The use of two or more different tests for glaucoma screening in the same population increases the chances to identify glaucomatous damage but also increases the chances for disagreement among the tests used. As explained in the introduction, there are objective reasons to use imaging devices added to tonometry and to exclude functional tests for screening purposes. The later are very useful for glaucoma diagnosis and follow up but quite unpractical in a screening setting due to test time and learning effect. Whatever tests are used, their characteristics will directly influence the sensitivity and specificity to detect cases, as well as the reproducibility of the results. In our study, the addition of OCT to fundus photographs seems to allow the detection of a significant number of cases that would not have been identified if only one test had been used. In this particular setting and sample the authors would recommend, and so was done during the study, to consider suspect any eye with signs of glaucoma in fundus photographs and/or in OCT images.

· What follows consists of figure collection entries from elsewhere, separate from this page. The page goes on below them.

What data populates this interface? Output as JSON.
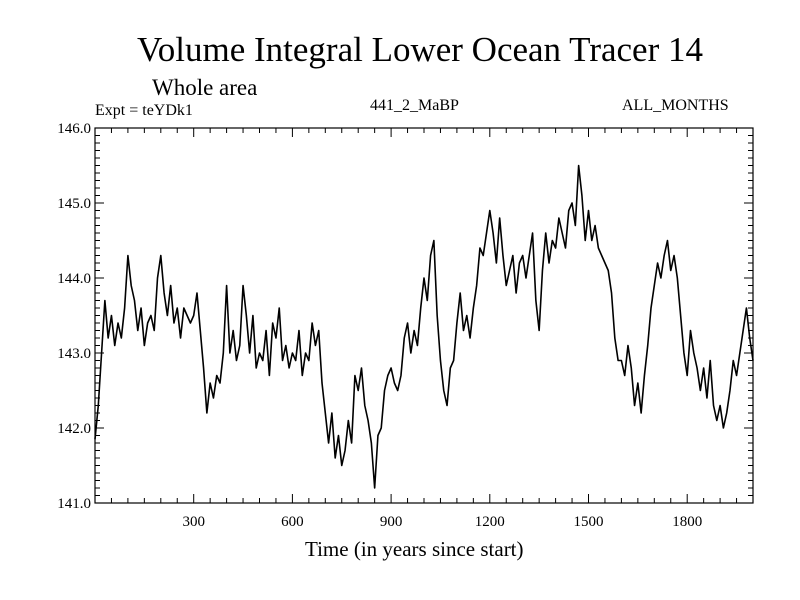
{
  "header": {
    "title": "Volume Integral Lower Ocean Tracer 14",
    "subtitle": "Whole area",
    "expt": "Expt = teYDk1",
    "center_label": "441_2_MaBP",
    "right_label": "ALL_MONTHS"
  },
  "chart_data": {
    "type": "line",
    "title": "Volume Integral Lower Ocean Tracer 14",
    "xlabel": "Time (in years since start)",
    "ylabel": "",
    "xlim": [
      0,
      2000
    ],
    "ylim": [
      141.0,
      146.0
    ],
    "xticks": [
      300,
      600,
      900,
      1200,
      1500,
      1800
    ],
    "xtick_labels": [
      "300",
      "600",
      "900",
      "1200",
      "1500",
      "1800"
    ],
    "yticks": [
      141.0,
      142.0,
      143.0,
      144.0,
      145.0,
      146.0
    ],
    "ytick_labels": [
      "141.0",
      "142.0",
      "143.0",
      "144.0",
      "145.0",
      "146.0"
    ],
    "line_color": "#000000",
    "series": [
      {
        "name": "Tracer 14",
        "x": [
          0,
          10,
          20,
          30,
          40,
          50,
          60,
          70,
          80,
          90,
          100,
          110,
          120,
          130,
          140,
          150,
          160,
          170,
          180,
          190,
          200,
          210,
          220,
          230,
          240,
          250,
          260,
          270,
          280,
          290,
          300,
          310,
          320,
          330,
          340,
          350,
          360,
          370,
          380,
          390,
          400,
          410,
          420,
          430,
          440,
          450,
          460,
          470,
          480,
          490,
          500,
          510,
          520,
          530,
          540,
          550,
          560,
          570,
          580,
          590,
          600,
          610,
          620,
          630,
          640,
          650,
          660,
          670,
          680,
          690,
          700,
          710,
          720,
          730,
          740,
          750,
          760,
          770,
          780,
          790,
          800,
          810,
          820,
          830,
          840,
          850,
          860,
          870,
          880,
          890,
          900,
          910,
          920,
          930,
          940,
          950,
          960,
          970,
          980,
          990,
          1000,
          1010,
          1020,
          1030,
          1040,
          1050,
          1060,
          1070,
          1080,
          1090,
          1100,
          1110,
          1120,
          1130,
          1140,
          1150,
          1160,
          1170,
          1180,
          1190,
          1200,
          1210,
          1220,
          1230,
          1240,
          1250,
          1260,
          1270,
          1280,
          1290,
          1300,
          1310,
          1320,
          1330,
          1340,
          1350,
          1360,
          1370,
          1380,
          1390,
          1400,
          1410,
          1420,
          1430,
          1440,
          1450,
          1460,
          1470,
          1480,
          1490,
          1500,
          1510,
          1520,
          1530,
          1540,
          1550,
          1560,
          1570,
          1580,
          1590,
          1600,
          1610,
          1620,
          1630,
          1640,
          1650,
          1660,
          1670,
          1680,
          1690,
          1700,
          1710,
          1720,
          1730,
          1740,
          1750,
          1760,
          1770,
          1780,
          1790,
          1800,
          1810,
          1820,
          1830,
          1840,
          1850,
          1860,
          1870,
          1880,
          1890,
          1900,
          1910,
          1920,
          1930,
          1940,
          1950,
          1960,
          1970,
          1980,
          1990,
          2000
        ],
        "y": [
          141.85,
          142.3,
          143.0,
          143.7,
          143.2,
          143.5,
          143.1,
          143.4,
          143.2,
          143.6,
          144.3,
          143.9,
          143.7,
          143.3,
          143.6,
          143.1,
          143.4,
          143.5,
          143.3,
          144.0,
          144.3,
          143.8,
          143.5,
          143.9,
          143.4,
          143.6,
          143.2,
          143.6,
          143.5,
          143.4,
          143.5,
          143.8,
          143.3,
          142.8,
          142.2,
          142.6,
          142.4,
          142.7,
          142.6,
          143.0,
          143.9,
          143.0,
          143.3,
          142.9,
          143.1,
          143.9,
          143.5,
          143.0,
          143.5,
          142.8,
          143.0,
          142.9,
          143.3,
          142.7,
          143.4,
          143.2,
          143.6,
          142.9,
          143.1,
          142.8,
          143.0,
          142.9,
          143.3,
          142.7,
          143.0,
          142.9,
          143.4,
          143.1,
          143.3,
          142.6,
          142.2,
          141.8,
          142.2,
          141.6,
          141.9,
          141.5,
          141.7,
          142.1,
          141.8,
          142.7,
          142.5,
          142.8,
          142.3,
          142.1,
          141.8,
          141.2,
          141.9,
          142.0,
          142.5,
          142.7,
          142.8,
          142.6,
          142.5,
          142.7,
          143.2,
          143.4,
          143.0,
          143.3,
          143.1,
          143.6,
          144.0,
          143.7,
          144.3,
          144.5,
          143.5,
          142.9,
          142.5,
          142.3,
          142.8,
          142.9,
          143.4,
          143.8,
          143.3,
          143.5,
          143.2,
          143.6,
          143.9,
          144.4,
          144.3,
          144.6,
          144.9,
          144.6,
          144.2,
          144.8,
          144.3,
          143.9,
          144.1,
          144.3,
          143.8,
          144.2,
          144.3,
          144.0,
          144.3,
          144.6,
          143.7,
          143.3,
          144.1,
          144.6,
          144.2,
          144.5,
          144.4,
          144.8,
          144.6,
          144.4,
          144.9,
          145.0,
          144.7,
          145.5,
          145.1,
          144.5,
          144.9,
          144.5,
          144.7,
          144.4,
          144.3,
          144.2,
          144.1,
          143.8,
          143.2,
          142.9,
          142.9,
          142.7,
          143.1,
          142.8,
          142.3,
          142.6,
          142.2,
          142.7,
          143.1,
          143.6,
          143.9,
          144.2,
          144.0,
          144.3,
          144.5,
          144.1,
          144.3,
          144.0,
          143.5,
          143.0,
          142.7,
          143.3,
          143.0,
          142.8,
          142.5,
          142.8,
          142.4,
          142.9,
          142.3,
          142.1,
          142.3,
          142.0,
          142.2,
          142.5,
          142.9,
          142.7,
          143.0,
          143.3,
          143.6,
          143.2,
          142.9
        ]
      }
    ]
  }
}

Nowadays the task of image evaluation is being progressively transferred to automatic, artificially intelligence (IA)-based, algorithms. Nevertheless, very few of them have being widely implemented and, to the best of our knowledge, no IA algorithm for identifying glaucomatous damage has been approved for clinical use. For this reason, characterizing the precision and limitations of subjective evaluation of photographs and OCT images is of undoubtful clinical interest. The same images obtained in this study were evaluated by our own convolutional neural network, which was able to classify cases with an area under the ROC curve of 0.85 (Figure 9 from Gomez-Valverde et al., 2019) [25].

This study has some limitations, which did not preclude it from achieving its objectives. First, the evaluators participating in the study were assigned cases randomly and in a competitive manner, so the distribution of cases per evaluator was not necessarily homogeneous, with half of all cases being assigned to only five of 16 evaluators. The authors believe that the random distribution of cases to evaluators adds robustness to the method. Second, the percentage of patients who could not be reached by telephone and the patient drop-out rate were high. Although not surprising for a population-based study, this could have affected the characteristics of the randomly selected sample. However, when we compared the age and gender distribution of the final sample obtained to that of the original population, we found no statistically significant differences. Third, the sample calculation was performed to identify small classification differences, because this is part of a larger study evaluating the accuracy and cost of different screening methods for glaucoma. Nevertheless, over 1000 randomly selected cases appeared to be a solid source of data for the purposes of this study.

In summary, the screening program identified glaucoma suspects in 19.9% of the cases examined. Interobserver agreement was moderate (0.41–0.60) to substantial (0.61–0.80) in most cases but only fair in some specific subgroups. Agreement between photographs and OCT images was moderate but seemed to provide additional information. Participant age and evaluator expertise can significantly influence screening results. Even though the question of which tests should be used to screen for glaucoma has no definite, scientifically proven, or even consensus-based answer [5], a study like ours shows some evidence about the usefulness and limitations of screening for glaucoma using imaging devices.